Another week, another message from Facebook about which of your friends have birthdays this week. You could post a message to their wall. You could purchase a virtual gift for them -- the very essence of a symbolic act.
Or, starting today, you could join with others in their social network to make a small cash gift ($1-10) that just might add up to a tidy bundle for the recipient of your collective largess.
Meet Giftiki, a collaborative gifting engine that attempts to extend commerce into social media in ways that may just alter gift giving as we’ve known it up until now.
“Your social network is a lot bigger than your wallet,” says CEO Justin Stanislaw. "With Giftiki, you can contribute small amounts of money to a friend and it won’t break the bank. But, along with 20 or 30 others in their network, it will add up to a significant gift for the recipient.”
The birthday girl or boy can then redeem the gift with an American Express gift card, or directly with Amazon and other online retailers. (S)he can also choose to apply some (or all) of the gift to “credits,” which can then be used to make gifts to others. What will be created here, as is the case with various social gifting services, is a new marketplace where gift monies circulate around inside communities of friends.
One thing that intrigues me about Giftiki is how it proposes to tap into the emotional component surrounding birthdays and friendship. People, of course, have wildly different expectations (and capabilities) for celebrating birthdays and for giving gifts, but traditionally, most feel compelled to do something.
Given an extended recession and high unemployment, however, many are finding it difficult to buy what formerly would have been thought of as proper gifts for one another, because money is just too tight.
Meanwhile, on Facebook, the concept of what a “friend” is has exploded out to include friends of friends and people who perhaps would be your friend if only you ever had the chance to actually meet one another.

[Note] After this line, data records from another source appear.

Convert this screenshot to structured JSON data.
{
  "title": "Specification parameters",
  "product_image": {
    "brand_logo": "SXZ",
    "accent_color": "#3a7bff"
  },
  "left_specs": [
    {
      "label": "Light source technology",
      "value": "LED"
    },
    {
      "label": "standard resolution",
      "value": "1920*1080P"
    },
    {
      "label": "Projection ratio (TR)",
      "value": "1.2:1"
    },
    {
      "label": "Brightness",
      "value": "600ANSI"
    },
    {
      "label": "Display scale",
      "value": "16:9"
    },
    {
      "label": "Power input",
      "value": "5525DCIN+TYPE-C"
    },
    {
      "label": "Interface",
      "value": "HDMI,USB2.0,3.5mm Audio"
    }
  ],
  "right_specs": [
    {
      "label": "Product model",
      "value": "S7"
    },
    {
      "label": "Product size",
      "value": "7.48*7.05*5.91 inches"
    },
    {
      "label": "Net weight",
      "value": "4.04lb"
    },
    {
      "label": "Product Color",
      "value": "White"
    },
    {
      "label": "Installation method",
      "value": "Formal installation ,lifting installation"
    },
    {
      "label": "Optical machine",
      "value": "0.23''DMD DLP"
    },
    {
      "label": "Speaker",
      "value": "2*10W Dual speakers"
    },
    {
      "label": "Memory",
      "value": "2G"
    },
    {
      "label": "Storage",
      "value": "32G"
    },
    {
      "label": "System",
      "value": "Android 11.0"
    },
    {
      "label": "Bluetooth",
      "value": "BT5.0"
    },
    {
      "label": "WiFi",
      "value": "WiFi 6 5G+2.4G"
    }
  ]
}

Meanwhile, posting a birthday greeting to someone’s wall is an easy way to send a message that you care, and it’s free. But again, traditionally, for close friends, the custom has been to do more than that.
The concept of virtual gifts, which sprang up in recent years, comes from gaming, and requires the giver to spend real money, while the recipient doesn’t actually receive anything concrete.
Stanislaw says it was the rise of virtual gifts that helped him conceive of Giftiki. “It drove me nuts that people were buying virtual icons, and that their money was wasted and literally thrown away. Not at Giftiki -- it’s actual money here you are giving someone, so they can get something they actually want.”
Although at launch the company has restricted its focus to birthdays, there are many other gifting occasions it can and will be adapted to, like anniversaries and wedding registries.
But, birthdays are the initial sweet spot, with an estimated 82 million birthday-related posts on Facebook every day, according to the company. Users will be able to create the equivalent of a “wish list” to help guide friends as to which gifts they aspire to, while a gift-o-meter will record the total amount of gifts to date.
Stanislaw says the team also envisions charitable giving as another way to use the service down the road.
The company says it is the first startup to partner with Serve, the new AmEx digital payments system, which will extend its reach to mobile devices, and make it generally easier for users to manage their gifting activity in the future.
There are quite a few other startups pushing into this space. Giftiki is backed by Tim Draper with an initial round of $1 million.